Mais il semble vraiment urgent qu'un vrai débat, c'est-à-dire un
échange rationnel, s'instaure entre la communauté scientifique,
les associations et le grand public, afin de permettre à ce dernier de
démêler le vrai du faux, l'argumentation raisonnée de
l'affabulation.
Que n'entend-on pas dire en effet sur les organismes
génétiquement modifiés ! Certaines campagnes
" d'information " du public n'hésitent pas à diffuser
l'image d'une tomate contenant un embryon humain et à assortir cette
illustration d'un commentaire relatif à la libération dans
l'environnement des organismes génétiquement manipulés !

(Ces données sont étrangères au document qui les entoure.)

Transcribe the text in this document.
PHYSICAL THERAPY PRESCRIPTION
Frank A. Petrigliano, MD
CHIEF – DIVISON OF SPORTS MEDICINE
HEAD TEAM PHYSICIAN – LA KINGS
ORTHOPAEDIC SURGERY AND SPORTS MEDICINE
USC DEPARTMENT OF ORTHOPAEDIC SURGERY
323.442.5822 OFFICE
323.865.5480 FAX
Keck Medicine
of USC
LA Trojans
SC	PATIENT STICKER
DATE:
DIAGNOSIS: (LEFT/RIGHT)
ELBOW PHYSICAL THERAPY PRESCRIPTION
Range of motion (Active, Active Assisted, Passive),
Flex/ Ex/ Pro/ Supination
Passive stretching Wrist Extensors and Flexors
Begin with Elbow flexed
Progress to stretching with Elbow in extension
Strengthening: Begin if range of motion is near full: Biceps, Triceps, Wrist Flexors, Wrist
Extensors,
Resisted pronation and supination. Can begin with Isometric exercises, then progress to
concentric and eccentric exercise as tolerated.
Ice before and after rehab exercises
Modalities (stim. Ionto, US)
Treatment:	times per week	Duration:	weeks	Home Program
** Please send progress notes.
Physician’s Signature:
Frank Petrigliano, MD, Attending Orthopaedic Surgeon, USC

Des sites Internet parlent de " Tomate de la mort " ou de
" Tomate Frankestein " à propos de la tomate Calgène.
La campagne électorale en Suisse pour le vote du 7 juin prochain
utilise des affiches montrant les ravages opérés par la
catastrophe de Tchernobyl sur des enfants, en appui de son opposition aux OGM.
L'amalgame est ainsi devenu pratique courante.
Comment, dès lors, la société pourrait-elle se
déterminer sereinement sur ce sujet d'importance ? Car les enjeux
liés à cette technique sont considérables pour notre
économie, notre société, notre culture.